Jun 13, 2005 18:10
well today feels so empty and lonely without dustin being on and me being able to talk to him. i can't believe we are no longer friends this sucks beyond the ability of any hooker in the world. my mom is having a bad day one of her best friends died today of a stroke. she's miserable crying to no end. laying in her bed and she just looks miserable and lost. i wish i could do something to make her feel better but i can't i'm not a miracle worker or i'd bring her friend back to life. hell if i was a miracle worker i'd be a happy person cuz me and dustin would be talking and somehow i'd find mr. right instead of another mr. right now. life just sucks anymore where are the happy things and happy people. i need happy people i need happiness in my life. i just wanna be able to be happy like everyone else. devin talked to her ex paul today and he acts liek he wants her back so of course she is happy as hell. she told me that josh one of my exs still likes me and has never stopped liking me. last night i talked to blake one of my other exs and he kept saying he loves me but i know he doesnt he just wants some p*ssy when ever he gets up here. not happening.

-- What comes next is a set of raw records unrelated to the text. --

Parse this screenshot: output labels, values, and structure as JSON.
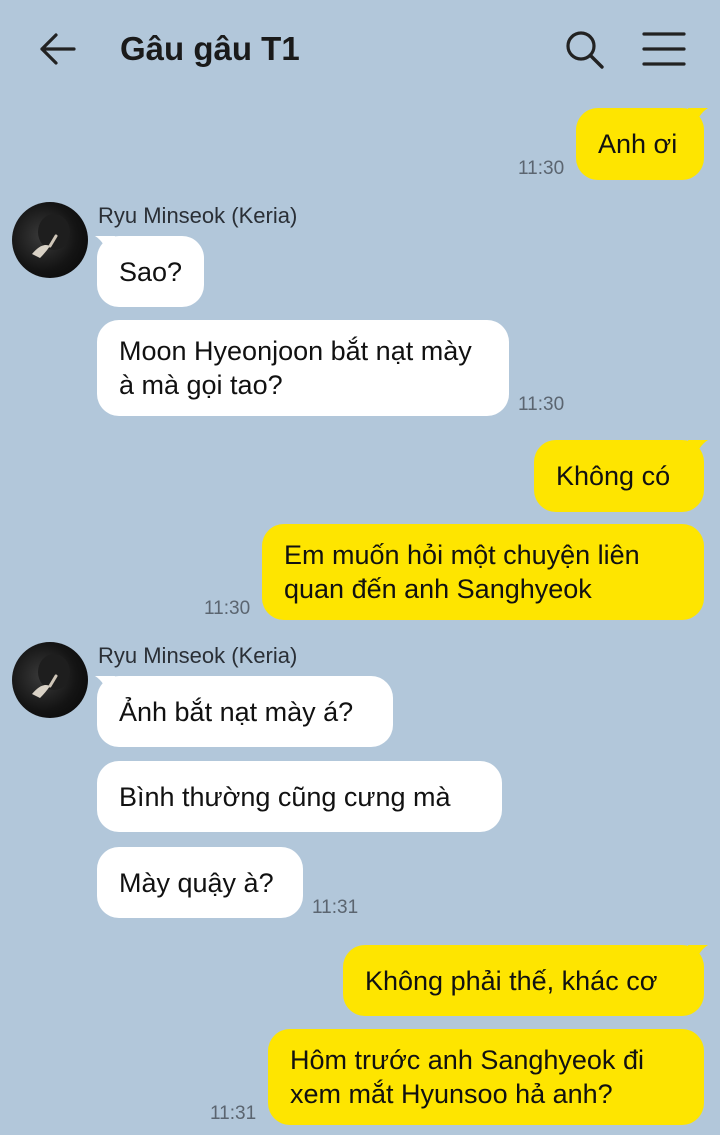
{
  "header": {
    "title": "Gâu gâu T1",
    "back_icon": "arrow-left-icon",
    "search_icon": "search-icon",
    "menu_icon": "hamburger-menu-icon"
  },
  "colors": {
    "background": "#b2c7da",
    "my_bubble": "#fee500",
    "other_bubble": "#ffffff"
  },
  "messages": [
    {
      "from": "me",
      "text": "Anh ơi",
      "time": "11:30"
    },
    {
      "from": "other",
      "sender": "Ryu Minseok (Keria)",
      "text": "Sao?"
    },
    {
      "from": "other",
      "text": "Moon Hyeonjoon bắt nạt mày à mà gọi tao?",
      "time": "11:30"
    },
    {
      "from": "me",
      "text": "Không có"
    },
    {
      "from": "me",
      "text": "Em muốn hỏi một chuyện liên quan đến anh Sanghyeok",
      "time": "11:30"
    },
    {
      "from": "other",
      "sender": "Ryu Minseok (Keria)",
      "text": "Ảnh bắt nạt mày á?"
    },
    {
      "from": "other",
      "text": "Bình thường cũng cưng mà"
    },
    {
      "from": "other",
      "text": "Mày quậy à?",
      "time": "11:31"
    },
    {
      "from": "me",
      "text": "Không phải thế, khác cơ"
    },
    {
      "from": "me",
      "text": "Hôm trước anh Sanghyeok đi xem mắt Hyunsoo hả anh?",
      "time": "11:31"
    }
  ]
}
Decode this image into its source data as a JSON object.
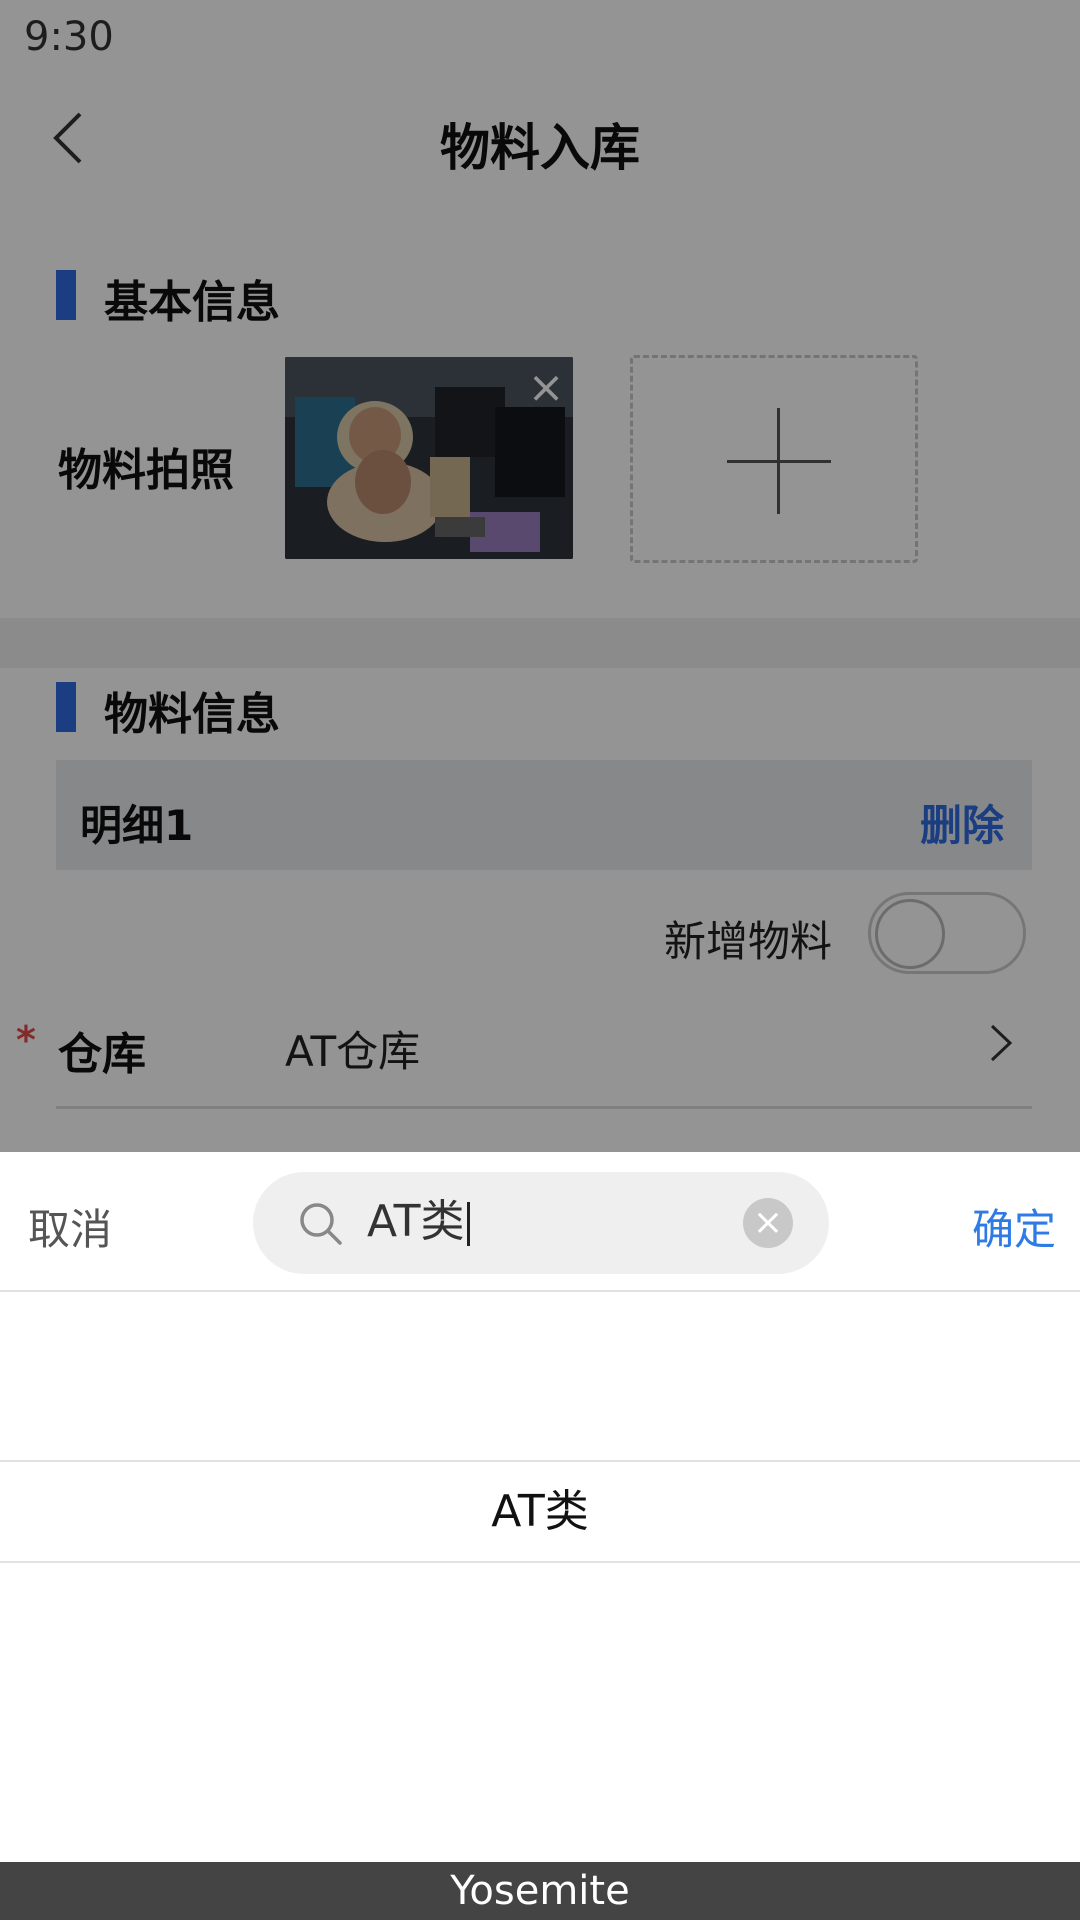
{
  "status_bar": {
    "time": "9:30"
  },
  "header": {
    "title": "物料入库"
  },
  "basic_info": {
    "section_title": "基本信息",
    "photo_label": "物料拍照"
  },
  "material_info": {
    "section_title": "物料信息",
    "detail_title": "明细1",
    "delete_label": "删除",
    "new_material_label": "新增物料",
    "new_material_toggle_on": false,
    "warehouse_label": "仓库",
    "warehouse_value": "AT仓库"
  },
  "picker": {
    "cancel_label": "取消",
    "confirm_label": "确定",
    "search_value": "AT类",
    "options": [
      "AT类"
    ]
  },
  "caption": "Yosemite",
  "colors": {
    "accent": "#2f6be0",
    "confirm": "#2f7be5",
    "required": "#e14a4a"
  }
}
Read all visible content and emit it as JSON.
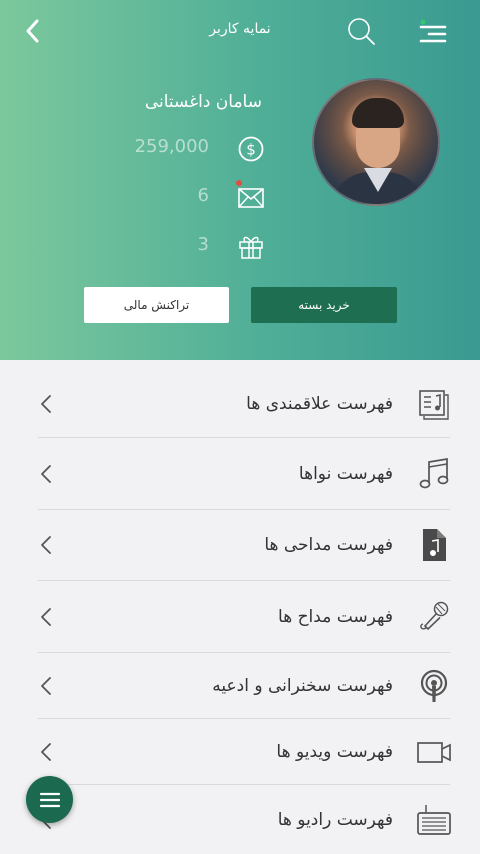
{
  "header": {
    "title": "نمایه کاربر",
    "user_name": "سامان داغستانی",
    "balance": "259,000",
    "messages_count": "6",
    "gifts_count": "3",
    "buy_package_label": "خرید بسته",
    "financial_transaction_label": "تراکنش مالی"
  },
  "colors": {
    "header_gradient_start": "#7cc89d",
    "header_gradient_end": "#3a9a91",
    "primary_dark": "#1e6e52",
    "notification_dot": "#e05040"
  },
  "list": {
    "items": [
      {
        "label": "فهرست علاقمندی ها",
        "icon": "favorites-list-icon"
      },
      {
        "label": "فهرست نواها",
        "icon": "music-note-icon"
      },
      {
        "label": "فهرست مداحی ها",
        "icon": "audio-file-icon"
      },
      {
        "label": "فهرست مداح ها",
        "icon": "microphone-icon"
      },
      {
        "label": "فهرست سخنرانی و ادعیه",
        "icon": "podcast-icon"
      },
      {
        "label": "فهرست ویدیو ها",
        "icon": "video-camera-icon"
      },
      {
        "label": "فهرست رادیو ها",
        "icon": "radio-icon"
      }
    ]
  }
}
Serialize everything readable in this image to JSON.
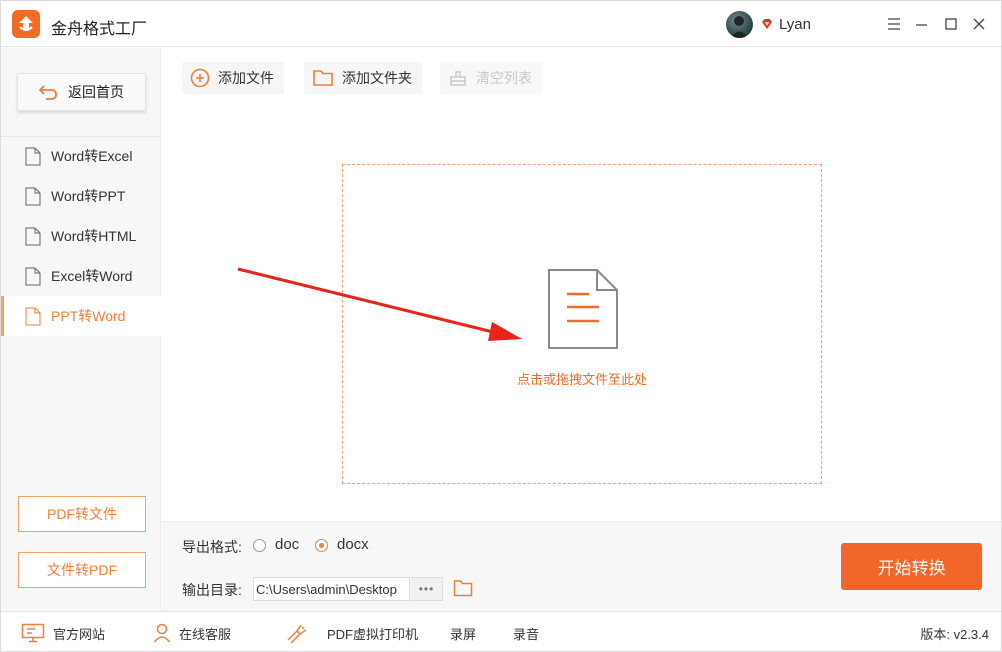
{
  "app": {
    "title": "金舟格式工厂",
    "username": "Lyan"
  },
  "colors": {
    "accent": "#f2662a",
    "accent_text": "#ee6d2d",
    "active_nav": "#f07e3c"
  },
  "sidebar": {
    "home_label": "返回首页",
    "items": [
      {
        "label": "Word转Excel",
        "icon_letter": "E"
      },
      {
        "label": "Word转PPT",
        "icon_letter": "P"
      },
      {
        "label": "Word转HTML",
        "icon_letter": "H"
      },
      {
        "label": "Excel转Word",
        "icon_letter": "W"
      },
      {
        "label": "PPT转Word",
        "icon_letter": "W",
        "active": true
      }
    ],
    "pdf_to_file": "PDF转文件",
    "file_to_pdf": "文件转PDF"
  },
  "toolbar": {
    "add_file": "添加文件",
    "add_folder": "添加文件夹",
    "clear_list": "清空列表"
  },
  "dropzone": {
    "text": "点击或拖拽文件至此处"
  },
  "options": {
    "format_label": "导出格式:",
    "formats": [
      {
        "label": "doc",
        "checked": false
      },
      {
        "label": "docx",
        "checked": true
      }
    ],
    "output_label": "输出目录:",
    "output_path": "C:\\Users\\admin\\Desktop",
    "more": "•••"
  },
  "start_label": "开始转换",
  "statusbar": {
    "website": "官方网站",
    "support": "在线客服",
    "printer": "PDF虚拟打印机",
    "screen_record": "录屏",
    "audio_record": "录音",
    "version": "版本: v2.3.4"
  }
}
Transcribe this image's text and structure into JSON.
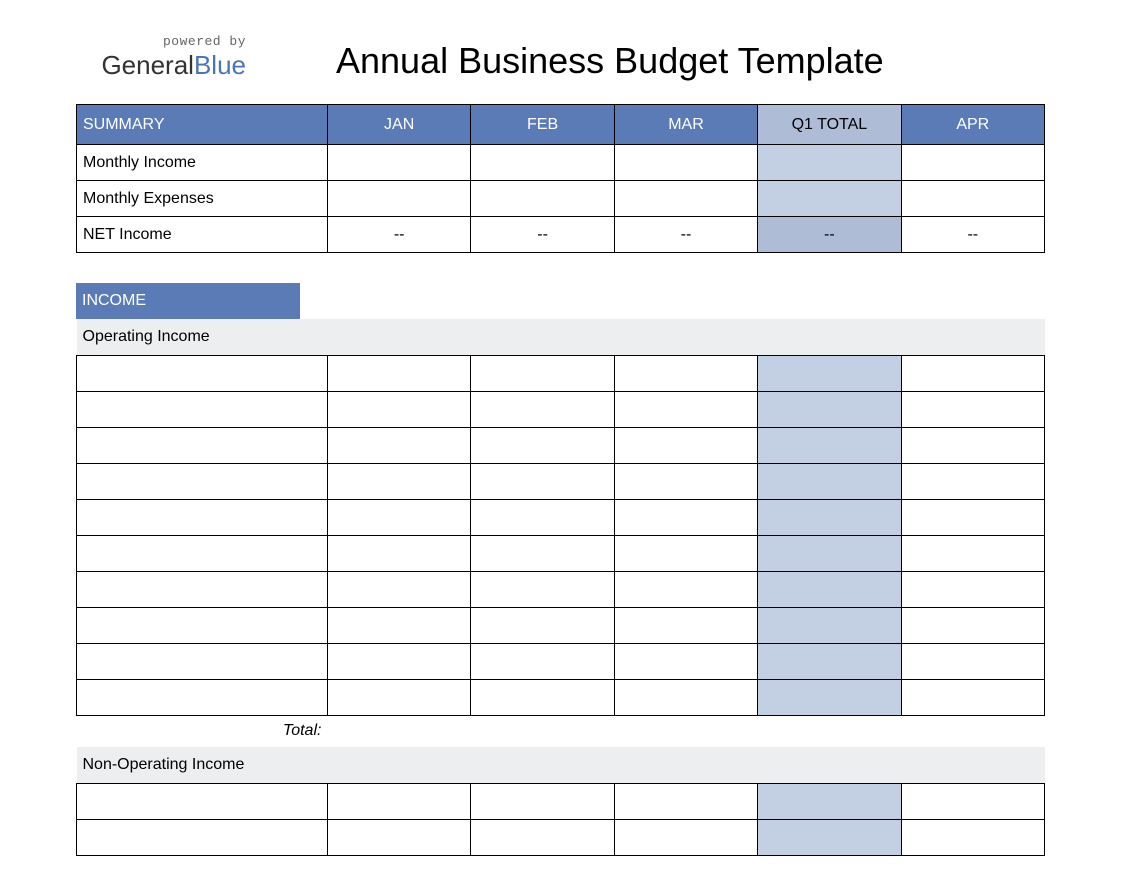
{
  "logo": {
    "powered": "powered by",
    "brand_a": "General",
    "brand_b": "Blue"
  },
  "title": "Annual Business Budget Template",
  "columns": {
    "summary": "SUMMARY",
    "c1": "JAN",
    "c2": "FEB",
    "c3": "MAR",
    "q": "Q1 TOTAL",
    "c4": "APR"
  },
  "summary_rows": {
    "r1": "Monthly Income",
    "r2": "Monthly Expenses",
    "r3": "NET Income",
    "dash": "--"
  },
  "income": {
    "section": "INCOME",
    "operating": "Operating Income",
    "total": "Total:",
    "non_operating": "Non-Operating Income"
  }
}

anyways i feel so incomplete anymore. i quit all my lil habits and well i'm more miserable now than ever before. i feel like i can't find anyone or anything to make me feel complete. it's driving me crazy. i've been picking everything about myself apart since dus quit talking to me. without him around i feel like i dont know myself anymore. maybe i never did. maybe i never will. i dont know. i just dont know anything anymore. i wish someone would just come and save me from this hell i'm living in. ir's driving me crazy.